Istiqlal : Le conseil de la présidence paralysé ?

Istiqlal : Le conseil de la présidence paralysé ?

Il ne compte plus qu’un seul membre alors que tous les autres sont décédés

Le vide laissé devra davantage se faire ressentir lors des prochaines semaines sachant que les istiqlaliens ne sont pas encore parvenus à un accord définitif autour de l’identité du prochain secrétaire général.

Quel avenir pour le conseil de la présidence du parti de l’Istiqlal (PI) ? La question va sans nul doute se poser lors du prochain congrès du parti de la balance. Si le secrétaire général du parti ainsi que certains noms du comité exécutif sont les plus médiatisés, le conseil de la présidence travaille, quant à lui, dans l’ombre en regroupant de grands noms du parti, ceux ayant été parmi les fondateurs du parti.
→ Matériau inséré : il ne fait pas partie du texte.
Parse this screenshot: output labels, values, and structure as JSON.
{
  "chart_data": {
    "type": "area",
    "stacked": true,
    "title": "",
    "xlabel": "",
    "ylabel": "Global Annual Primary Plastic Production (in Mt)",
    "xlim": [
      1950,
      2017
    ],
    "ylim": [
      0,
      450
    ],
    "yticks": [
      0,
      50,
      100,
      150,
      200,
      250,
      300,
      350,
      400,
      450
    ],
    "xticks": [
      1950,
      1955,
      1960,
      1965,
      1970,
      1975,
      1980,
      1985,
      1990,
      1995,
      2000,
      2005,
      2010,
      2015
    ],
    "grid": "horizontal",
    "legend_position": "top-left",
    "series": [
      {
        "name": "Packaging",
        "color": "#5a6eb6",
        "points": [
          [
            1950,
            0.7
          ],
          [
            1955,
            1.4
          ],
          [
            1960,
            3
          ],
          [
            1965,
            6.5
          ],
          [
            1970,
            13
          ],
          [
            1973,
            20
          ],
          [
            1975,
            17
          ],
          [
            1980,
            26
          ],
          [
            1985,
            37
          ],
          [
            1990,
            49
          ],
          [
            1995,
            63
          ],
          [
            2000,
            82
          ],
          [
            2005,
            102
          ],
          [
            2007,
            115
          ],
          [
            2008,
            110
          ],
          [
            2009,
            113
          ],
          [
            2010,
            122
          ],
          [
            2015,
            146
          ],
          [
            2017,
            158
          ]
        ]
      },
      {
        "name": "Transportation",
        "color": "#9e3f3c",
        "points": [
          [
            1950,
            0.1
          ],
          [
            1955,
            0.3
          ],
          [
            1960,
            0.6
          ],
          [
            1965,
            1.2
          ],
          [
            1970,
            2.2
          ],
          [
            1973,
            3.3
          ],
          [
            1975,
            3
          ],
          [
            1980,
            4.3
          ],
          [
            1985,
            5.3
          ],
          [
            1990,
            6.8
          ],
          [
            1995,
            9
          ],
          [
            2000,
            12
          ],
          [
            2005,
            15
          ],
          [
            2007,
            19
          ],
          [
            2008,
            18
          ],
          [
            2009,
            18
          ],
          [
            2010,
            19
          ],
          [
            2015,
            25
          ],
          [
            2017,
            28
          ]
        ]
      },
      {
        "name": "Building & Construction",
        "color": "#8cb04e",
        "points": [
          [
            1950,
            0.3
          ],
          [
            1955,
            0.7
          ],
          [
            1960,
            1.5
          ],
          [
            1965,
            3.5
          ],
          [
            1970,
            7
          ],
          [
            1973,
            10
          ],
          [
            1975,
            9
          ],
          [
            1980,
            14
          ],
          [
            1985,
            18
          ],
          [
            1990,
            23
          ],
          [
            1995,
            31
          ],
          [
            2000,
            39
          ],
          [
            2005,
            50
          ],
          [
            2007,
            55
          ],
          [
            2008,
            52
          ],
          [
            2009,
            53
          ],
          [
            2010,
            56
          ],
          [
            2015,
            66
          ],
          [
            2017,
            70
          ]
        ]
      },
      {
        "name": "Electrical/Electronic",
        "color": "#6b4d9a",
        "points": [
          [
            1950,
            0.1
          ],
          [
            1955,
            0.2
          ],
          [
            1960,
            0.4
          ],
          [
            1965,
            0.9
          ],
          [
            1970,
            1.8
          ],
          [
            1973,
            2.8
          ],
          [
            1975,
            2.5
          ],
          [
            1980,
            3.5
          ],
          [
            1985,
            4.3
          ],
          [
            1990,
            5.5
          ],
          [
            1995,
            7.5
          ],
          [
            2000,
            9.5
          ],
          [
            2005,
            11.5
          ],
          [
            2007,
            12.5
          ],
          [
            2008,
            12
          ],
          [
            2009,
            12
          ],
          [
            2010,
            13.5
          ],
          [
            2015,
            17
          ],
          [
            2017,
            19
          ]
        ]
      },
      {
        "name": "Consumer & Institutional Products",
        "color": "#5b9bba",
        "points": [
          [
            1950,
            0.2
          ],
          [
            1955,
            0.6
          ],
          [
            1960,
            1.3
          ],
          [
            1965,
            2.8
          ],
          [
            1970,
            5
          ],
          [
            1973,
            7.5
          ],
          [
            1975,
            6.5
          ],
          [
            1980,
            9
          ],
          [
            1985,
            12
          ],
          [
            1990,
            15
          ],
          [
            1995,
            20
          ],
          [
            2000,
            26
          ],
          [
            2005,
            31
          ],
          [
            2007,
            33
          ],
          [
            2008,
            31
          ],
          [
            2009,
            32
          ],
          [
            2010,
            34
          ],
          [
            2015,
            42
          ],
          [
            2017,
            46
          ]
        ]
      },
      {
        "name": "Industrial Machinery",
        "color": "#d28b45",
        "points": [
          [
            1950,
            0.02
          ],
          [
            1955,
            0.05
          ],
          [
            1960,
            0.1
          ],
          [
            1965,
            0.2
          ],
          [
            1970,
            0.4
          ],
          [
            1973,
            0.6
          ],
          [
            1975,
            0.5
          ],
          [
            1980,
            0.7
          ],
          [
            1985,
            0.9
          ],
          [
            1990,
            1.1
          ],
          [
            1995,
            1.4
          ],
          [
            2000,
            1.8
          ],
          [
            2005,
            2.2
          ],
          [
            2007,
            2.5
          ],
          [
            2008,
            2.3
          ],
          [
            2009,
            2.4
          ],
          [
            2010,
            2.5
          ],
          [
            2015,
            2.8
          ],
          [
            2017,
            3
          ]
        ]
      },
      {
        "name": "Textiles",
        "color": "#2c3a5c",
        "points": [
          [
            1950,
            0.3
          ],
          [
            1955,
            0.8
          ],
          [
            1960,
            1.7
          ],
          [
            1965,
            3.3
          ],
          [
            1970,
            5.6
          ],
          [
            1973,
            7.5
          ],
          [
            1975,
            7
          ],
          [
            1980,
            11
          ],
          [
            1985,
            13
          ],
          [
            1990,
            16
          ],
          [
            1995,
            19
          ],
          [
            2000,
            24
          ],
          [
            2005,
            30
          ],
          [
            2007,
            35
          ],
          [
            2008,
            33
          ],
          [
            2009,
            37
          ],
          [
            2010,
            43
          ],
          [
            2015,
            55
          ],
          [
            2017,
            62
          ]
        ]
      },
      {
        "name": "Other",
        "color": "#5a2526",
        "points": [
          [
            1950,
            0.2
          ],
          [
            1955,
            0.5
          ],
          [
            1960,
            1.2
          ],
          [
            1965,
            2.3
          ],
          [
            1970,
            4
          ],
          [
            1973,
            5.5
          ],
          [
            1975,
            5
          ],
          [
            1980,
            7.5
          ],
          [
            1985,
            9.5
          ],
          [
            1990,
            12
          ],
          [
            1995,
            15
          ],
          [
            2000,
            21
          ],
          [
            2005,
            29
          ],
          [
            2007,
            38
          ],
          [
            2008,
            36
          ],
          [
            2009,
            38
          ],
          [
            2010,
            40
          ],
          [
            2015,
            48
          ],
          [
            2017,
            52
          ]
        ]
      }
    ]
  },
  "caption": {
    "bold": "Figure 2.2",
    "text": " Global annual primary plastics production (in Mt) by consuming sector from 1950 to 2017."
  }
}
Seul bémol, le conseil ne compte désormais plus qu’un seul membre, en l’occurrence M’hamed Douiri. Né en 1926 à Fès, il fut membre du tout premier gouvernement du Maroc indépendant dans les années cinquante du siècle dernier. Il siège depuis des années au conseil de la présidence du parti de l’Istiqlal. Il y a côtoyé des dirigeants comme Abou Bakr El Kadiri (1913-2012), M’hamed Boucetta (1925-2017) ou encore Abdelkrim Ghellab (1919-2017). Ces derniers étant tous morts, le conseil ne compte plus qu’un seul membre. Alors que la création de cette instance avait plutôt des buts honorifiques, notamment pour remercier des membres avec un long parcours au sein des instances istiqlaliennes, le conseil de la présidence n’en demeure pas moins une structure centrale dans le fonctionnement du PI. Les membres du conseil étaient ainsi très influents et leurs avis le plus souvent pris en considération avant la prise de décisions stratégiques comme la participation ou non dans les majorités gouvernementales successives. Dans ce sens, le conseil de la présidence avait été propulsé sur le devant de la scène durant les derniers mois. M’hamed Boucetta avait ainsi joué un rôle aux côtés de Abdelkrim Ghellab, dans le rapprochement des points de vue entre les différents courants se livrant à une bataille sans précédent au niveau du parti de l’Istiqlal. Ces deux derniers sont partis alors que la bataille fait toujours rage en perspective du prochain congrès général du parti de la balance. Le vide laissé devra davantage se faire ressentir lors des prochaines semaines sachant que les istiqlaliens ne sont pas encore parvenus à un accord définitif autour de l’identité du prochain secrétaire général. C’est la raison pour laquelle la question de l’avenir du conseil de la présidence se posera avec acuité lors du prochain congrès. Avec un seul membre, cette structure ne peut plus jouer son rôle pleinement.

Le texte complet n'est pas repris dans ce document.